Little Jay Crouch is called “super-human” by his mum after having five organs transplanted in one op.
The seven-year-old is one of the youngest patients in the world to have the “incredibly rare” procedure.
He received two kidneys, a liver, a pancreas and a small intestine from an even younger donor child.
The five organs were removed in one “block” – meaning there were just six connections needed to attach them to Jay’s arteries in the ten-hour operation at Birmingham Children’s Hospital.
He is learning how to eat and swallow, starting with a slice of buttered toast.
The young Leicester City fan had been in and out of hospital his entire life after his small intestine twisted and died when he was just six weeks old.
His internal organs were so badly damaged he had to be fed through a tube in his stomach for years.
Jay’s mum, Katie Freestone, was told he would die without a transplant.
The 28-year-old got a call in March to say a matching donor – a young child who had died – had been found.
Surgeons warned Katie, from Market Harborough, Leics, that Jay would face months of gruelling recovery.
But he was discharged from hospital this week, just one month after the life-saving transplant took place.
Single mum Katie is backing the Mirror’s Change The Law For Life campaign calling for an opt-out system for donation.
She describes Jay as “my little super-human”.
But the full-time carer also constantly thinks about the child whose organs were donated to him.
Hospital bosses have not released any details and it is not known if the child’s family know they have saved a life.
Katie told the Mirror: “When I got the call, I cried, because I knew it was a smaller donor and that’s so sad.

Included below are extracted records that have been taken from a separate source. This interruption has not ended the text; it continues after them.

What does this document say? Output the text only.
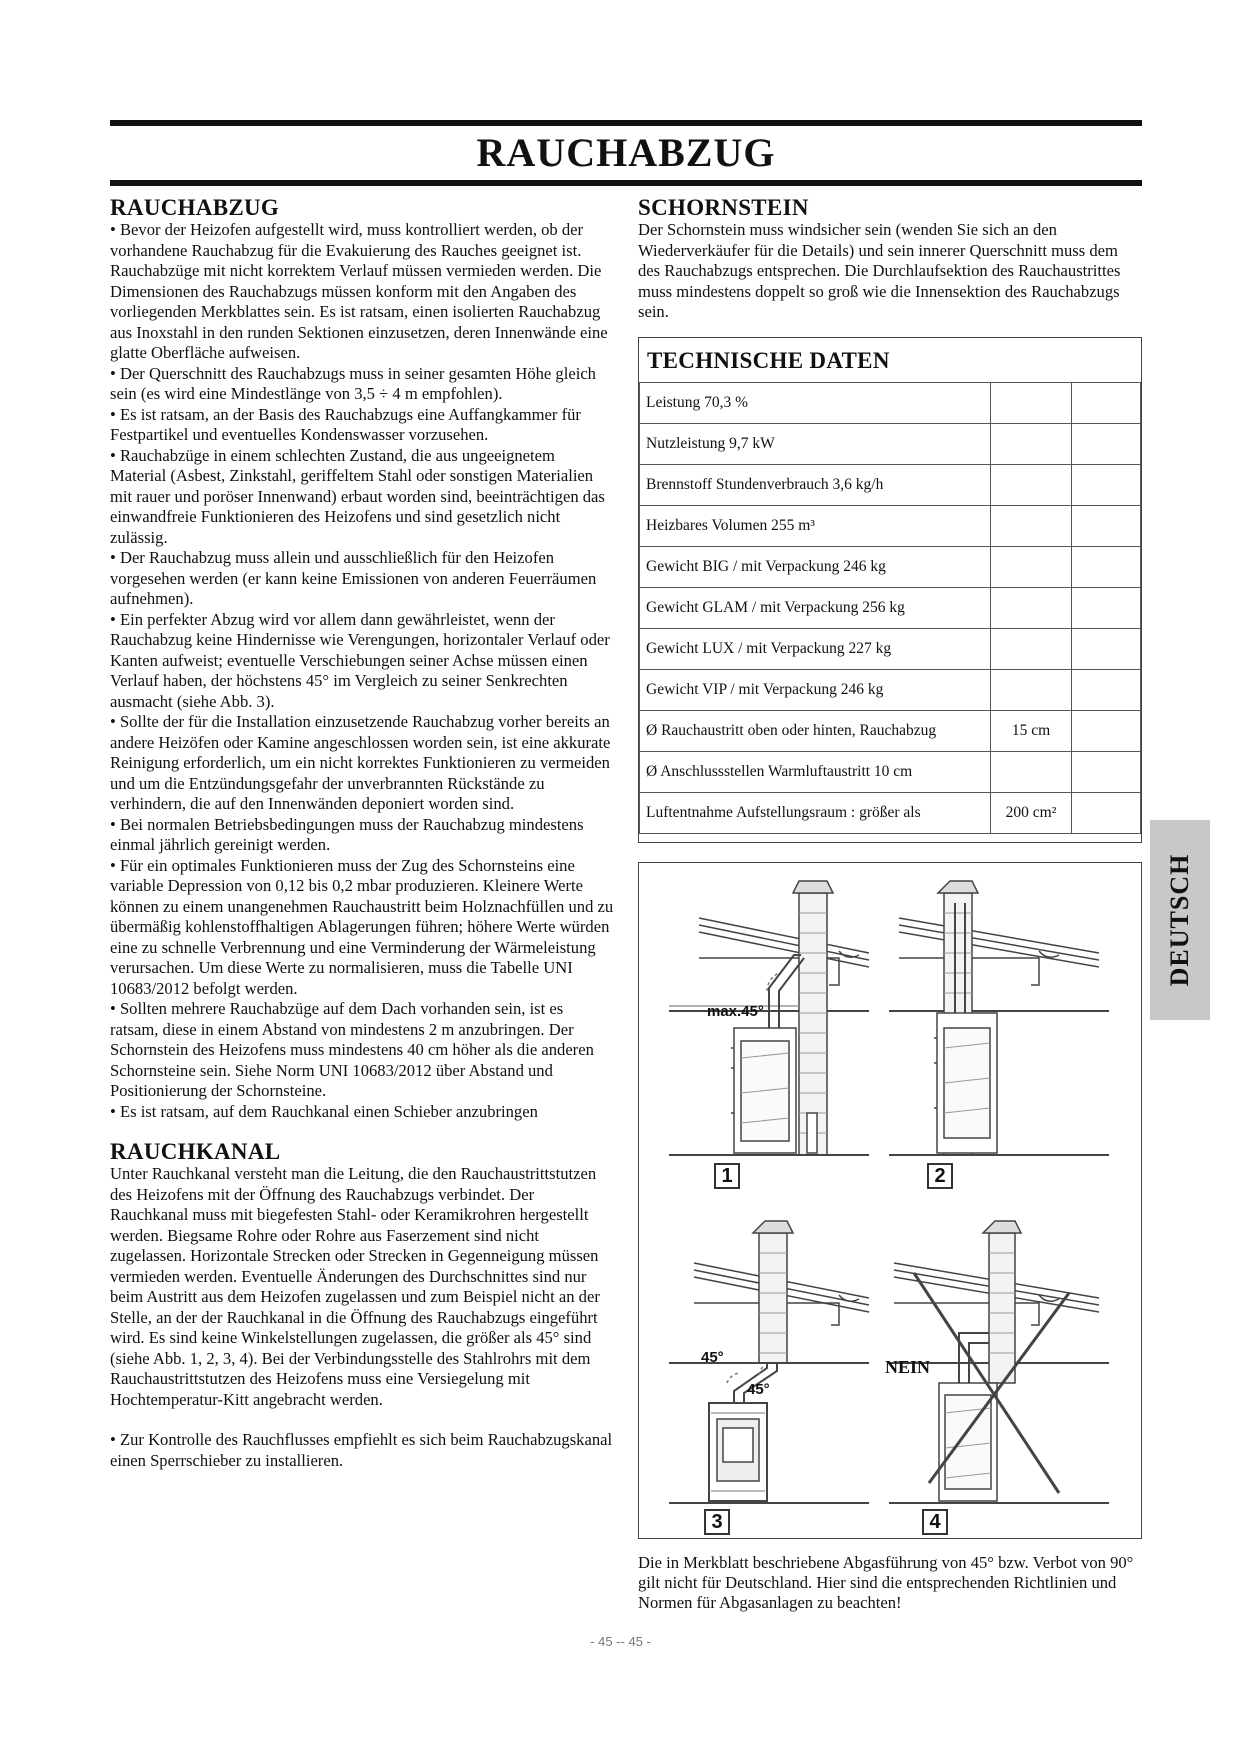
RAUCHABZUG
RAUCHABZUG

• Bevor der Heizofen aufgestellt wird, muss kontrolliert werden, ob der vorhandene Rauchabzug für die Evakuierung des Rauches geeignet ist. Rauchabzüge mit nicht korrektem Verlauf müssen vermieden werden. Die Dimensionen des Rauchabzugs müssen konform mit den Angaben des vorliegenden Merkblattes sein. Es ist ratsam, einen isolierten Rauchabzug aus Inoxstahl in den runden Sektionen einzusetzen, deren Innenwände eine glatte Oberfläche aufweisen.

• Der Querschnitt des Rauchabzugs muss in seiner gesamten Höhe gleich sein (es wird eine Mindestlänge von 3,5 ÷ 4 m empfohlen).

• Es ist ratsam, an der Basis des Rauchabzugs eine Auffangkammer für Festpartikel und eventuelles Kondenswasser vorzusehen.

• Rauchabzüge in einem schlechten Zustand, die aus ungeeignetem Material (Asbest, Zinkstahl, geriffeltem Stahl oder sonstigen Materialien mit rauer und poröser Innenwand) erbaut worden sind, beeinträchtigen das einwandfreie Funktionieren des Heizofens und sind gesetzlich nicht zulässig.

• Der Rauchabzug muss allein und ausschließlich für den Heizofen vorgesehen werden (er kann keine Emissionen von anderen Feuerräumen aufnehmen).

• Ein perfekter Abzug wird vor allem dann gewährleistet, wenn der Rauchabzug keine Hindernisse wie Verengungen, horizontaler Verlauf oder Kanten aufweist; eventuelle Verschiebungen seiner Achse müssen einen Verlauf haben, der höchstens 45° im Vergleich zu seiner Senkrechten ausmacht (siehe Abb. 3).

• Sollte der für die Installation einzusetzende Rauchabzug vorher bereits an andere Heizöfen oder Kamine angeschlossen worden sein, ist eine akkurate Reinigung erforderlich, um ein nicht korrektes Funktionieren zu vermeiden und um die Entzündungsgefahr der unverbrannten Rückstände zu verhindern, die auf den Innenwänden deponiert worden sind.

• Bei normalen Betriebsbedingungen muss der Rauchabzug mindestens einmal jährlich gereinigt werden.

• Für ein optimales Funktionieren muss der Zug des Schornsteins eine variable Depression von 0,12 bis 0,2 mbar produzieren. Kleinere Werte können zu einem unangenehmen Rauchaustritt beim Holznachfüllen und zu übermäßig kohlenstoffhaltigen Ablagerungen führen; höhere Werte würden eine zu schnelle Verbrennung und eine Verminderung der Wärmeleistung verursachen. Um diese Werte zu normalisieren, muss die Tabelle UNI 10683/2012 befolgt werden.

• Sollten mehrere Rauchabzüge auf dem Dach vorhanden sein, ist es ratsam, diese in einem Abstand von mindestens 2 m anzubringen. Der Schornstein des Heizofens muss mindestens 40 cm höher als die anderen Schornsteine sein. Siehe Norm UNI 10683/2012 über Abstand und Positionierung der Schornsteine.

• Es ist ratsam, auf dem Rauchkanal einen Schieber anzubringen

RAUCHKANAL

Unter Rauchkanal versteht man die Leitung, die den Rauchaustrittstutzen des Heizofens mit der Öffnung des Rauchabzugs verbindet. Der Rauchkanal muss mit biegefesten Stahl- oder Keramikrohren hergestellt werden. Biegsame Rohre oder Rohre aus Faserzement sind nicht zugelassen. Horizontale Strecken oder Strecken in Gegenneigung müssen vermieden werden. Eventuelle Änderungen des Durchschnittes sind nur beim Austritt aus dem Heizofen zugelassen und zum Beispiel nicht an der Stelle, an der der Rauchkanal in die Öffnung des Rauchabzugs eingeführt wird. Es sind keine Winkelstellungen zugelassen, die größer als 45° sind (siehe Abb. 1, 2, 3, 4). Bei der Verbindungsstelle des Stahlrohrs mit dem Rauchaustrittstutzen des Heizofens muss eine Versiegelung mit Hochtemperatur-Kitt angebracht werden.

• Zur Kontrolle des Rauchflusses empfiehlt es sich beim Rauchabzugskanal einen Sperrschieber zu installieren.

SCHORNSTEIN
Der Schornstein muss windsicher sein (wenden Sie sich an den Wiederverkäufer für die Details) und sein innerer Querschnitt muss dem des Rauchabzugs entsprechen. Die Durchlaufsektion des Rauchaustrittes muss mindestens doppelt so groß wie die Innensektion des Rauchabzugs sein.
TECHNISCHE DATEN
Leistung 70,3 %		
Nutzleistung 9,7 kW		
Brennstoff Stundenverbrauch 3,6 kg/h		
Heizbares Volumen 255 m³		
Gewicht BIG / mit Verpackung 246 kg		
Gewicht GLAM / mit Verpackung 256 kg		
Gewicht LUX / mit Verpackung 227 kg		
Gewicht VIP / mit Verpackung 246 kg		
Ø Rauchaustritt oben oder hinten, Rauchabzug	15 cm	
Ø Anschlussstellen Warmluftaustritt 10 cm		
Luftentnahme Aufstellungsraum : größer als	200 cm²	
DEUTSCH
max.45°
45°
45°
NEIN
1	2
3	4
Die in Merkblatt beschriebene Abgasführung von 45° bzw. Verbot von 90° gilt nicht für Deutschland. Hier sind die entsprechenden Richtlinien und Normen für Abgasanlagen zu beachten!
- 45 -- 45 -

“You can’t express your gratitude enough towards them. There are not enough words.
“Without the organs, Jay would not have survived. Saying thank you really doesn’t cover it. We don’t know much about the donor at all. All we know is it was a child smaller than Jay.

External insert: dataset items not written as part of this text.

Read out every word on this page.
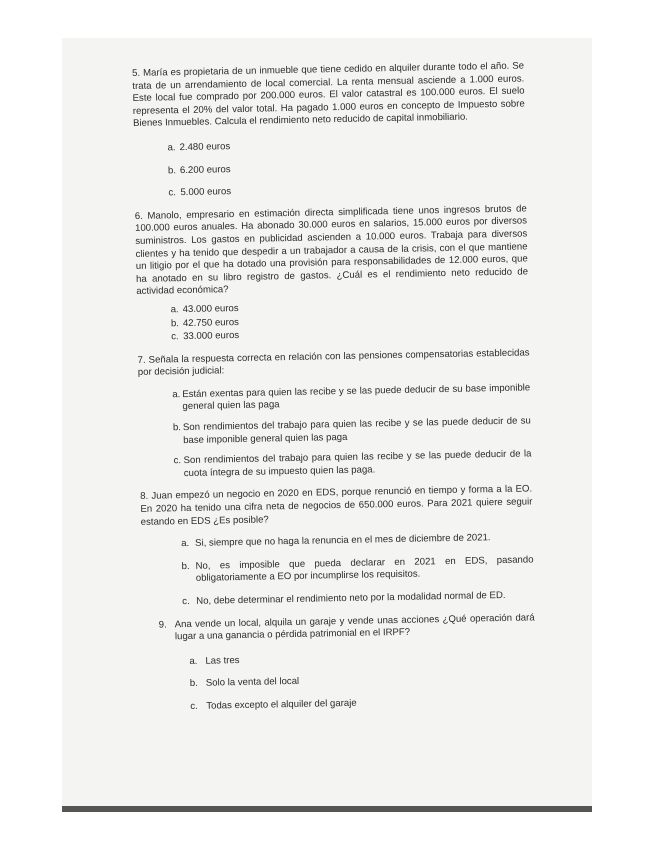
5. María es propietaria de un inmueble que tiene cedido en alquiler durante todo el año. Se trata de un arrendamiento de local comercial. La renta mensual asciende a 1.000 euros. Este local fue comprado por 200.000 euros. El valor catastral es 100.000 euros. El suelo representa el 20% del valor total. Ha pagado 1.000 euros en concepto de Impuesto sobre Bienes Inmuebles. Calcula el rendimiento neto reducido de capital inmobiliario.

a. 2.480 euros
b. 6.200 euros
c. 5.000 euros

6. Manolo, empresario en estimación directa simplificada tiene unos ingresos brutos de 100.000 euros anuales. Ha abonado 30.000 euros en salarios, 15.000 euros por diversos suministros. Los gastos en publicidad ascienden a 10.000 euros. Trabaja para diversos clientes y ha tenido que despedir a un trabajador a causa de la crisis, con el que mantiene un litigio por el que ha dotado una provisión para responsabilidades de 12.000 euros, que ha anotado en su libro registro de gastos. ¿Cuál es el rendimiento neto reducido de actividad económica?

a. 43.000 euros
b. 42.750 euros
c. 33.000 euros

7. Señala la respuesta correcta en relación con las pensiones compensatorias establecidas por decisión judicial:

a. Están exentas para quien las recibe y se las puede deducir de su base imponible general quien las paga
b. Son rendimientos del trabajo para quien las recibe y se las puede deducir de su base imponible general quien las paga
c. Son rendimientos del trabajo para quien las recibe y se las puede deducir de la cuota íntegra de su impuesto quien las paga.

8. Juan empezó un negocio en 2020 en EDS, porque renunció en tiempo y forma a la EO. En 2020 ha tenido una cifra neta de negocios de 650.000 euros. Para 2021 quiere seguir estando en EDS ¿Es posible?

a. Si, siempre que no haga la renuncia en el mes de diciembre de 2021.
b. No, es imposible que pueda declarar en 2021 en EDS, pasando obligatoriamente a EO por incumplirse los requisitos.
c. No, debe determinar el rendimiento neto por la modalidad normal de ED.

9. Ana vende un local, alquila un garaje y vende unas acciones ¿Qué operación dará lugar a una ganancia o pérdida patrimonial en el IRPF?

a. Las tres
b. Solo la venta del local
c. Todas excepto el alquiler del garaje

“If the parents wanted to meet I would love to meet them. But right now I want to leave them to grieve because they have just lost a child.”
Katie suspected there was something badly wrong with baby Jay when he struggled to feed and go to the toilet days after being born.

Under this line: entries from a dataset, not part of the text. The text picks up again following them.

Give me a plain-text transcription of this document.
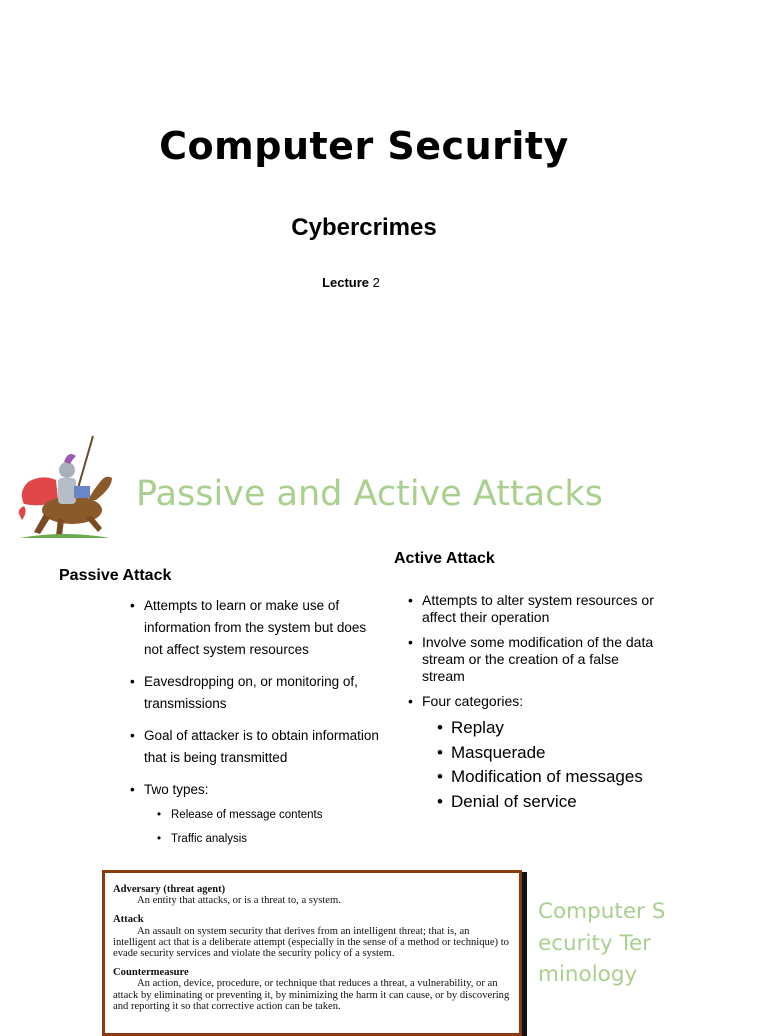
Computer Security
Cybercrimes
Lecture 2
Passive and Active Attacks
Passive Attack
• Attempts to learn or make use of information from the system but does not affect system resources
• Eavesdropping on, or monitoring of, transmissions
• Goal of attacker is to obtain information that is being transmitted
• Two types:
• Release of message contents
• Traffic analysis
Active Attack
• Attempts to alter system resources or affect their operation
• Involve some modification of the data stream or the creation of a false stream
• Four categories:
• Replay
• Masquerade
• Modification of messages
• Denial of service
Adversary (threat agent)
An entity that attacks, or is a threat to, a system.
Attack
An assault on system security that derives from an intelligent threat; that is, an intelligent act that is a deliberate attempt (especially in the sense of a method or technique) to evade security services and violate the security policy of a system.
Countermeasure
An action, device, procedure, or technique that reduces a threat, a vulnerability, or an attack by eliminating or preventing it, by minimizing the harm it can cause, or by discovering and reporting it so that corrective action can be taken.
Computer Security Terminology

Her “world fell apart” when he fell seriously ill aged just six weeks – leaving doctors at Kettering General Hospital baffled at first.
“He suddenly went floppy and lifeless and was vomiting bile,” said Katie, who is separated from Jay’s dad.
“We called the ambulance and got him to hospital. It was terrifying as he was such a tiny baby.
“Jay at that time was dying. They did all the tests for meningitis , but didn’t check for a bowel problem.
“After quite a few hours he ended up having a cardiac arrest and was fighting for his life. It took four hours for him to be stabilised enough to be transferred to the Leicester Royal Infirmary.
“They still didn’t know what was wrong with him so they did some exploratory surgery and discovered the small intestine had died.
“He was then placed on parenteral nutrition feeding into his veins, unable to eat or drink. As a complication, he got kidney failure, which has progressed.
“The PN feeding also destroyed the liver, so in the summer of 2016 they deemed him poorly enough to go on to the transplant list. We had a wait of 15 months before we got the call.
“For the bowel, it needed to be a small donor, smaller than Jay, because you have to fit the whole small intestine inside. In the last few months his kidneys were really struggling, so if he didn’t have the transplant when he did we probably would have lost him.”
The way the op was carried out means Jay now has four kidneys and two pancreases in his body.
He will spend the next six months at home to minimise the risk of infection as his recovery continues.
“He’s off [school] for six months because he’s immunosuppressed,” said Katie. “We are in isolation to make sure he doesn’t pick up anything.”
Speaking about the Mirror’s Change The Law For Life campaign, Katie said: “I really support what the Mirror is doing. Hopefully the law will finally be changed. It makes sense for it to be an opt-out system.”
The surgery is so rare that Birmingham Children’s Hospital say it is 20 years since they last carried out a transplant like Jay’s. Doctors removed his liver while the kidneys, pancreas, liver and intestine were being removed from the donor.
The new set of organs were attached to Jay’s aorta in his stomach, giving him a blood supply from the heart.
The blood went back to heart via the vein coming out of his liver. The small intestine was attached to his bowel and then surgeons had to wait.
Transplant surgeon Khalid Sharif said: “There are two connections from the vessels’ points of view. One artery gives the blood to all five organs and one vein takes the blood out of it.
“There are two points to join the intestine and two to join the juice from the new kidneys to the bladder.
“You need to see all the organs linking up together.
“If one is not doing it, that’s really heart breaking, because you do not know what is going on.”
Jay’s grandad Tony Freestone, 58, is looking forward to introducing his grandson to the joys of food.
He joked: “I’ve discussed going for a chicken vindaloo at some point, which he is not so keen on.”